# Kindly critique this Merkel.



## barracuda (Aug 11, 2014)

Just for my edification, please.

http://rover.ebay.com/rover/1/711-5...0001&campid=5335809022&icep_item=111432846793






I love it when you guys talk Miami.


----------



## Freqman1 (Aug 11, 2014)

Obviously been repainted and not sure it started life as a Merkel but I'm no expert in these matters--the SOTFM need to weigh in. V/r Shawn


----------



## Freqman1 (Aug 13, 2014)

Patric are you out there??? I thought surely someone would chime in. V/r Shawn


----------



## bricycle (Aug 13, 2014)

Freqman1 said:


> Patric are you out there??? I thought surely someone would chime in. V/r Shawn




he only responds if you ask pretty please, or utilize the Tarzan whooping call.....


----------



## fordsnake (Aug 13, 2014)

I just noticed it was posted on ebay...let me retract my first comment. It's a complete Miami bike, could be a Racycle?


----------



## hoofhearted (Aug 13, 2014)

Freqman1 said:


> Patric are you out there???  V/r Shawn





*Hey, Shawn ....... look all .. I have my opinions .. but am reluctant to express them 
during the auction.  Don't have anything negative to say .. but will remind the reader of 
that ages-old cautionary line, ''Let The Buyer Beware''.

This typer has not seen the machine up close ... or sensed the nature of the beast, eye to eye.

I will say that the seller has a very-refined description of the machine.  The buyer will be 
receiving a very-unusual Miami-Built frame that has much pitting, and noted (by seller),
welds (weld) and some body-filler application to the frame.  I personally dig the split bottom
bracket and the "short coupling" feature in the frame.

The frame is not recorded in any FM catalog that I know of.  So what ?!!  

That does not mean the frame is not a factory issue.  We all know how the company preferred 
to be inventive with frame design / geometry ... as well as chainring design .. tooth-count and 
cushioned forks.

The cushioned-fork .. as you know, is made of ''unobtainium'' ... where you gonna get one ?

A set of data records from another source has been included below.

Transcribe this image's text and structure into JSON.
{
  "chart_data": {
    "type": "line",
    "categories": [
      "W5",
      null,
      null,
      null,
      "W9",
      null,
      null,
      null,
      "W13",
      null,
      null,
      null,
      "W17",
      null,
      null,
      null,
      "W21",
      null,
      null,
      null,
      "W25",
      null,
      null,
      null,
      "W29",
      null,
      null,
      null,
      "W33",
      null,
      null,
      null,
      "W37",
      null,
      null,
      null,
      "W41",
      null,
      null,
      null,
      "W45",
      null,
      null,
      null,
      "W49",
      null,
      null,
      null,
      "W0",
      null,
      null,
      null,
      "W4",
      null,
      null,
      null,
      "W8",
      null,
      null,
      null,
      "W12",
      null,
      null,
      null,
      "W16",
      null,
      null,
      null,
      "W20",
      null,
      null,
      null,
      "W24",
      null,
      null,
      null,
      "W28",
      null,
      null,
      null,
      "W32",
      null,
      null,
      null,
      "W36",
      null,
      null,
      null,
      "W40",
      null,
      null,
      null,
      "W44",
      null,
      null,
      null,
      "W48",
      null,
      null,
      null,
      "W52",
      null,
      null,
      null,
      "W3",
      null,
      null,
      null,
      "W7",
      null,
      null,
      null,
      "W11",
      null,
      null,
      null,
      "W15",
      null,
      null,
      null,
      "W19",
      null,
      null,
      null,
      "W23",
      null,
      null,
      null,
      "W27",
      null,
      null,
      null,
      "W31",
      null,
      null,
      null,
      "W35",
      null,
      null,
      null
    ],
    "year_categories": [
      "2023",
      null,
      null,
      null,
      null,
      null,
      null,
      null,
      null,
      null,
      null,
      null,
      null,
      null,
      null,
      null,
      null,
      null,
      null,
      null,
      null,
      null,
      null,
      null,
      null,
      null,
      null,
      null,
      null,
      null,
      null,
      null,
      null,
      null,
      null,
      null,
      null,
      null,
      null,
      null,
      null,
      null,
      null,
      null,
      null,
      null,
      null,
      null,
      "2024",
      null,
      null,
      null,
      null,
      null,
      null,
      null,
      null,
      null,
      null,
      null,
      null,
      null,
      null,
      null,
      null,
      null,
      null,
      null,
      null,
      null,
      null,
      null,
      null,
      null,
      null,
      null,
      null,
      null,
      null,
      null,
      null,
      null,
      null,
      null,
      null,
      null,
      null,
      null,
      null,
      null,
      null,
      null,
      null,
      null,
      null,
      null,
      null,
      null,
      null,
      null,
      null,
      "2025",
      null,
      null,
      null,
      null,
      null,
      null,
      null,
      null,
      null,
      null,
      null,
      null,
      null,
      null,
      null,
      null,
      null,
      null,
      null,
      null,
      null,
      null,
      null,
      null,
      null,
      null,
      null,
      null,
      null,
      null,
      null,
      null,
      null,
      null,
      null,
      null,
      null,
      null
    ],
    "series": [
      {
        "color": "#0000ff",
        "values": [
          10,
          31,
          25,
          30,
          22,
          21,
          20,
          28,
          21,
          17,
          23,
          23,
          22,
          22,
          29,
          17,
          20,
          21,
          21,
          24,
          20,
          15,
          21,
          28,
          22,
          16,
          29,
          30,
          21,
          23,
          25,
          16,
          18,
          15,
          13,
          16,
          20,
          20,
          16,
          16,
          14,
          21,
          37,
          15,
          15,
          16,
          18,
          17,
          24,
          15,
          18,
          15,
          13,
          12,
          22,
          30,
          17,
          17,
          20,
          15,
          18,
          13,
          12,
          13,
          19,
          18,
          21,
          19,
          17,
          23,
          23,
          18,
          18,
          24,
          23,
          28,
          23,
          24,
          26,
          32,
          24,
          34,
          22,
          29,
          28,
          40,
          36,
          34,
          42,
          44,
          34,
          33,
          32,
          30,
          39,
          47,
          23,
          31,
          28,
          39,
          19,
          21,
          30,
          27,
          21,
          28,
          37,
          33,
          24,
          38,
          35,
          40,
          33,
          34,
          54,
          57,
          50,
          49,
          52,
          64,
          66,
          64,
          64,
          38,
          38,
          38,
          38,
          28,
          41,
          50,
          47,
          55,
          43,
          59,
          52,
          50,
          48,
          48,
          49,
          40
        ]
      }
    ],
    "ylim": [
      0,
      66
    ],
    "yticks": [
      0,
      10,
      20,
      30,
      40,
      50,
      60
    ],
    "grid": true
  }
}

Say, has the reader ever heard of the ''Let The Buyer Beware'' concept ?

Back to the frame ... if this is a 1916 FM .. well ... there is no motorbike shown, at all, in the 
1916 FM catalog.  However .. the 1916 FM catalog does show a beautifully-designed chainring 
... very, very much like the 26-T specimen shown in the auction bicycle.

DOES ALL THIS THOUGHT / OBSERVATION MEAN MUCH ?   Not to me.   

1916 must / may have been an unusual year for the company ... and not necessarily fruitful.  

The offerings in 1916 are very sparse.  

But ... think this thru ... a fellow from Middletown, Ohio just has to have a heavy-duty bicycle 
for his occupation or his recreation.

He enters the factory with said request ... and what do you think the company may tell him  (?)
.... Sorry, Mr. Citizen ... the only rides we can sell you are the ones listed in the 1916 FM catalogue.

C'mon, now ... Miami Cycle wasn't just a distributor ... they manufactured bicycles.

Was this manufacturer gonna let that happen IF THEY HAD LEFTOVER FRAMES ... from a previous year ?

How the hell should I know ... do you think I was there at the time ?

Things may have happened in one way ... or .. things might have happened another way.  Am pretty 
far removed from getting into 'Miss Cleo' territory.  There will always be some things we do know ... 
and some things that are yet to be revealed.

For all I know ... that frame may have been built out of a girl's ride from the time after Westfield 
purchased Miami Cycle & Manuf. Co. in '23 or '24.

Let's look at things another way.  The seller isn't necessarily selling a bicycle.  The seller is offering an 
opportunity to a potential buyer,  to own a chunk of technology in bicycle-form, that follows the very-
nature of the machines designed and produced by Miami Cycle --- during the production-years of the 
Flying Merkel Motorcycle.*

One more thing ... _Let The Buyer ......................._


...................  patric cafaro
















=======================
=======================


----------



## fordsnake (Aug 13, 2014)

It's reminiscent and has the same characteristics as the 1913 FM.


----------



## barracuda (Aug 14, 2014)

Thank you, gentlemen.


----------



## barracuda (Aug 20, 2014)

Looks like the seller parted out the fork, frame only for sale now:

http://www.ebay.com/itm/Prewar-Anti...311?pt=LH_DefaultDomain_0&hash=item1c44d6ae57


----------